27 - Shivan, der Mutterflüsterer
Shivan und Thorben klatschten, als ich in der zweiten Runde am Joint ziehen konnte ohne zu Husten.
„Jetzt bist du ein richtiger Mann", verkündete Thorben lachend.
„Übertreib mal nicht. Ein Teenager vielleicht", erwiderte Shivan. „Ab jetzt die übliche Regelung: Zwei mal ziehen, weitergeben."
Er nahm den Joint von mir entgegen, strich ihn im Aschenbecher ab und inhalierte.
„Wie fühlst du dich?", fragte er mich mit einem prüfenden Blick.

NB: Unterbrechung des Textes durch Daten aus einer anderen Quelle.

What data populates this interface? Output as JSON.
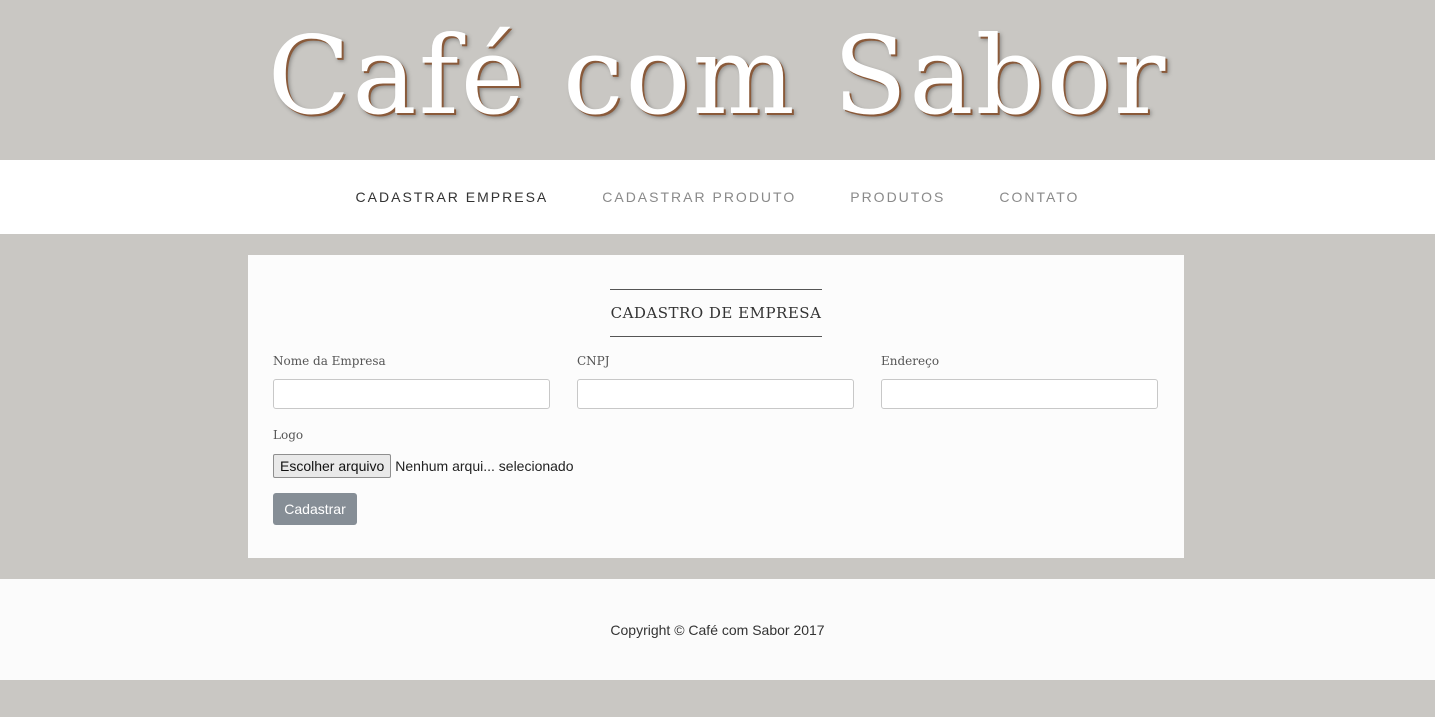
{
  "header": {
    "site_title": "Café com Sabor"
  },
  "nav": {
    "items": [
      {
        "label": "CADASTRAR EMPRESA",
        "active": true
      },
      {
        "label": "CADASTRAR PRODUTO",
        "active": false
      },
      {
        "label": "PRODUTOS",
        "active": false
      },
      {
        "label": "CONTATO",
        "active": false
      }
    ]
  },
  "form": {
    "title": "CADASTRO DE EMPRESA",
    "fields": {
      "company_name": {
        "label": "Nome da Empresa",
        "value": ""
      },
      "cnpj": {
        "label": "CNPJ",
        "value": ""
      },
      "address": {
        "label": "Endereço",
        "value": ""
      }
    },
    "logo": {
      "label": "Logo",
      "button_label": "Escolher arquivo",
      "status": "Nenhum arqui... selecionado"
    },
    "submit_label": "Cadastrar"
  },
  "footer": {
    "copyright": "Copyright © Café com Sabor 2017"
  },
  "colors": {
    "background": "#c9c7c3",
    "panel": "#fcfcfc",
    "button": "#868e96",
    "title_shadow": "#8a5a3a"
  }
}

„Ganz normal eigentlich", erwiderte ich nach einem kurzen Moment, in dem ich in mich ging. Tatsächlich fühlte ich keine großen Veränderungen. Oder?
„Beim ersten Mal merkt man meistens noch nichts", meinte Thorben und hob seine Bierflasche an die Lippen, während Shivan ein zweites Mal zog. Er nickte zustimmend.
„Solang du dich nicht scheiße fühlst ist alles bestens", lächelte er und reichte den Joint weiter, ehe er einen der Plastikbecher ergriff, eine nur noch zu einem Viertel gefüllte Rumflasche öffnete und sich einen Fingerbreit eingoss. Suchend schaute er sich um.
„Die Cola ist noch unten, oder?", fragte er.
Thorben nickte und führte seinen Zeigefinger an die Nasenspitze.
„Muss nicht!", rief er und Shivan drückte sich aus dem Polster hoch.
„Ich geh schon, fauler Sack", lachte er und verließ das Zimmer.
„Gefällt's dir hier?", fragte Thorben mich und reichte mir den Joint.
Ich nickte.
„Ist echt gemütlich", meinte ich und konzentrierte mich darauf den Rauch zu inhalieren. Er kratzte immer noch in meinem Hals, aber ich konnte dem Hustenreiz widerstehen. Vorsichtig sog ich den Rauch in meine Lungen und pustete ihn wieder aus.
„Ich bin echt froh, dass du so'n korrekter Typ bist", grinste Thorben. „Man weiß ja nie, was für Spinner sich so im Internet rumtreiben."
Ob er wusste, dass Shivan sich anfangs als Mädchen ausgegeben hatte?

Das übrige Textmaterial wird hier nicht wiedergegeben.